En réaction à ces observations, depuis quelques années, une alternative a été proposée : une mémoire conçue comme un système unique rattaché à la notion de trace. Cette conception propose l’existence d’une mémoire unitaire, composée de l’ensemble des enregistrements des stimulations primaires se produisant lors de chaque épisode d’apprentissage (Rousset, 2000). Selon cette conception, les différents aspects de la mémoire -considérés comme stockés dans des sous-systèmes distincts selon la théorie multi-systèmes- seraient tous de nature épisodique.

La distinction entre connaissances sémantiques et épisodiques ne serait donc pas la conséquence d’une dichotomie de systèmes, mais serait définie par le nombre de dimensions (ou traces) qui entreraient en résonance avec l’indice de récupération. Si l’indice n’a de similarité qu’avec un seul épisode, il sera alors évoqué nécessairement selon son contexte spécifique (on rejoint alors la dimension “épisodique”). Par contre, si l’indice de récupération active beaucoup d’épisodes en relation, alors il fera émerger une connaissance sans contexte spécifique.

Nous proposons d’illustrer ce principe par la présentation du fonctionnement du modèle MINERVA 2 proposé par Hintzman (1984). Il est important de se rappeler que, au sein des modèles inspirés de la conception unitaire, il est possible de distinguer deux types de modèles : les modèles dits “à traces” (dont MINERVA 2 est un représentant) et les modèles “par exemplaires”. Aussi, la présentation de ce modèle ne constitue-t-il qu’un exemple et non un principe général de fonctionnement des modèles issus de la conception unitaire.
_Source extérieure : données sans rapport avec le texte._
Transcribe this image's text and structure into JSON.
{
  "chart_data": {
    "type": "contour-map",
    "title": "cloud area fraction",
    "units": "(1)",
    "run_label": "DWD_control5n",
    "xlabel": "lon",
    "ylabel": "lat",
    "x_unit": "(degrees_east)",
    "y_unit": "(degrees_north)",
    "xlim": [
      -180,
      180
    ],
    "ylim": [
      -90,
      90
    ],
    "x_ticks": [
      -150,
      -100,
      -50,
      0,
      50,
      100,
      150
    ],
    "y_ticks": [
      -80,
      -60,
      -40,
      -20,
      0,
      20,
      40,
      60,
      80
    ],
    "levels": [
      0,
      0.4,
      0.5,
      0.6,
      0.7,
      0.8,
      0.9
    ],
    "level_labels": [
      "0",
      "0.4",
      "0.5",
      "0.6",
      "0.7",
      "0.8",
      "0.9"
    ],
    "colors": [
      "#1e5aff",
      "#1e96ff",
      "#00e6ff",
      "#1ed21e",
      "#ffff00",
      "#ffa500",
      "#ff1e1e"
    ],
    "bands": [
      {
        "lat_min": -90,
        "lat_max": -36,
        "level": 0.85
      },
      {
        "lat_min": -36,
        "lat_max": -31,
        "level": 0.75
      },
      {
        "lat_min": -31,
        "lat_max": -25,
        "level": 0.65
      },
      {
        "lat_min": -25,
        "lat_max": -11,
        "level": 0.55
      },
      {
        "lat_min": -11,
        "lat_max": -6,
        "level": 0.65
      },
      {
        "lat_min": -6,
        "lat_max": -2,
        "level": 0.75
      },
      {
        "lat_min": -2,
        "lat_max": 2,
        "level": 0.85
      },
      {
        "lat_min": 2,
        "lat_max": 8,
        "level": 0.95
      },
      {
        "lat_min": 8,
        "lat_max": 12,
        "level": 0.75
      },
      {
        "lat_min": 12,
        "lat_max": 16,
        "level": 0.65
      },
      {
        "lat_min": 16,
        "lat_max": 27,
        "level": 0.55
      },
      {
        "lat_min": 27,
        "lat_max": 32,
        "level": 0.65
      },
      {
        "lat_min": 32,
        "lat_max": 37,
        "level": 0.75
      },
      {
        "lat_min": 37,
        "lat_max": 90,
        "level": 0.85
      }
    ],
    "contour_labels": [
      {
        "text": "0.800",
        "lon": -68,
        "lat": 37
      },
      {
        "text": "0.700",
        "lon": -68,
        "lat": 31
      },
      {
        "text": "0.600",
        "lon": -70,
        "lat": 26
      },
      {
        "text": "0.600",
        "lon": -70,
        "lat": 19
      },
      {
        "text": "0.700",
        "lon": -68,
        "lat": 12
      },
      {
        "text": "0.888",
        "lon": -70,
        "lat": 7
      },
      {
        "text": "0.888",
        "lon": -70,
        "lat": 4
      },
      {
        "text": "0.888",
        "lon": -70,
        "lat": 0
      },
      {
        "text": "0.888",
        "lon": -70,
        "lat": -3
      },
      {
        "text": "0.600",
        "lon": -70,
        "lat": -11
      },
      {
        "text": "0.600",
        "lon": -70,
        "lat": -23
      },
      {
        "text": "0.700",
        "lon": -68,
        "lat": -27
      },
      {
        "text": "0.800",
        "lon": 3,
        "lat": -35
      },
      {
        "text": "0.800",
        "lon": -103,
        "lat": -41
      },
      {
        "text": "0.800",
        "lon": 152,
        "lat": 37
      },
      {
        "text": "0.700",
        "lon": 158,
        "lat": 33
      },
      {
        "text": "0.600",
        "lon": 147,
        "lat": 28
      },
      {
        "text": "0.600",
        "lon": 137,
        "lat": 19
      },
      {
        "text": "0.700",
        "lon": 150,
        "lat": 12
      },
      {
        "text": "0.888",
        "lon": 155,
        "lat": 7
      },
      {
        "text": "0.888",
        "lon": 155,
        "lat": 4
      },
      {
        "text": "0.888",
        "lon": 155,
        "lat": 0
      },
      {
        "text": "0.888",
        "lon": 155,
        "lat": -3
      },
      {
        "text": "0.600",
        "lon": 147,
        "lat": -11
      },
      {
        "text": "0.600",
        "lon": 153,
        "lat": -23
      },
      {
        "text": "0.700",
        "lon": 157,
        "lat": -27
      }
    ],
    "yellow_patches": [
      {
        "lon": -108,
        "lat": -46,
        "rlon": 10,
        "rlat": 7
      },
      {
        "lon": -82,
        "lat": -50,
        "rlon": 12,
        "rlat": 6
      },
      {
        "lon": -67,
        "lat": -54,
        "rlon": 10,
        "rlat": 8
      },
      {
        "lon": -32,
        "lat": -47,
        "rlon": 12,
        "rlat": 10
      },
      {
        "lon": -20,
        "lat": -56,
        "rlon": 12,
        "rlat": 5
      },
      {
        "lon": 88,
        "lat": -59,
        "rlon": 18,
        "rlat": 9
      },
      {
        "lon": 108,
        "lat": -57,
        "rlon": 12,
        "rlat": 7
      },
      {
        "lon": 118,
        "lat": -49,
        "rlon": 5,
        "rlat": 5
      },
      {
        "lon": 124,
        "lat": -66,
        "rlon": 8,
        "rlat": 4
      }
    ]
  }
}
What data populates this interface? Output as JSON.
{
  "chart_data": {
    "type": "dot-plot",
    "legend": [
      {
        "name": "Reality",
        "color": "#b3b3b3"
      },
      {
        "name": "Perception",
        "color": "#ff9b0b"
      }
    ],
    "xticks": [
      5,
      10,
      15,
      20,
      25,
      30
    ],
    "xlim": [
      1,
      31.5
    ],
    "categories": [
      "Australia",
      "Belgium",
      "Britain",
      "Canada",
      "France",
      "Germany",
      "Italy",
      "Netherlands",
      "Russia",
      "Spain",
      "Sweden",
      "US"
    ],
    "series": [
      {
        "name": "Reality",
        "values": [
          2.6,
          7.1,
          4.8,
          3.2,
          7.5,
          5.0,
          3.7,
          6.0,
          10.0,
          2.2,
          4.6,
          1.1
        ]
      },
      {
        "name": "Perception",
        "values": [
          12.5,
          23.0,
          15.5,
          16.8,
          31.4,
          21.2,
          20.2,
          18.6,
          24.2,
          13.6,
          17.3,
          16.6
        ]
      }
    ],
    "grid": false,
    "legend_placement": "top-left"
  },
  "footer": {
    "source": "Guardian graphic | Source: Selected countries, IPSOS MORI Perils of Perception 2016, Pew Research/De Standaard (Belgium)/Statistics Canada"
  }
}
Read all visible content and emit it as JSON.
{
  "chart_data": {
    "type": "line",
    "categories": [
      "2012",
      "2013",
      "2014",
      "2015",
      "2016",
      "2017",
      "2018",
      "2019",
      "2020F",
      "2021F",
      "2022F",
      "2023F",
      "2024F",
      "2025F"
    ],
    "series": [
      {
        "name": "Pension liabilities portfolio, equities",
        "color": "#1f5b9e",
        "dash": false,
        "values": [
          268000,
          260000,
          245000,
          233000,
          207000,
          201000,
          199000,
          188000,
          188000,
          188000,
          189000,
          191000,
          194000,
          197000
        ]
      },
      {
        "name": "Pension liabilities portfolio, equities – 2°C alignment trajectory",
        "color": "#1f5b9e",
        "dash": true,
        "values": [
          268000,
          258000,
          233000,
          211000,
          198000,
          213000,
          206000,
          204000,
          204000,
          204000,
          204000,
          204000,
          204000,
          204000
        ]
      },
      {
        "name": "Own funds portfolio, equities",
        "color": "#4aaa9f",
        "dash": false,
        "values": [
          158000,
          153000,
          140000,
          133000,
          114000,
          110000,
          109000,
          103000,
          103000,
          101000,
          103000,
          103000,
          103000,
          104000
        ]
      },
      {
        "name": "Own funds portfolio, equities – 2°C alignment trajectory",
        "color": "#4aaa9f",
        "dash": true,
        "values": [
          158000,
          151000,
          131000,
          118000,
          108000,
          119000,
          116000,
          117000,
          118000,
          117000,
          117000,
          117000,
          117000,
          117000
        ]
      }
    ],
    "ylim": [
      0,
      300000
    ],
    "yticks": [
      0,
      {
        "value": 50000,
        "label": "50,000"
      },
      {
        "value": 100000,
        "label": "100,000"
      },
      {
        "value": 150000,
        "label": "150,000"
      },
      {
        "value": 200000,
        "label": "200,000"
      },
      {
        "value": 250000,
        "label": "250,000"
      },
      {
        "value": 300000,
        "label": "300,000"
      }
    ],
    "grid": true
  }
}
Ce modèle non abstractif suppose que le système mnésique ne fonctionne pas à partir d’unités sémantiques, mais à partir de stimulations élémentaires appelées encore traits, dimensions ou primitives. Chaque nouvel épisode vécu se matérialise sous la forme d’un vecteur composé des valeurs des différentes cellules des aires primaires au moment de l’événement (valeurs possibles : –1,0,1 respectivement pour absent, non pertinent ou présent). Sur la Figure 11 représentant l’architecture de ce modèle, les lignes correspondent aux différents épisodes vécus et, à partir des colonnes, on retrouve toutes les valeurs prises par une dimension lors des différentes expériences du sujet.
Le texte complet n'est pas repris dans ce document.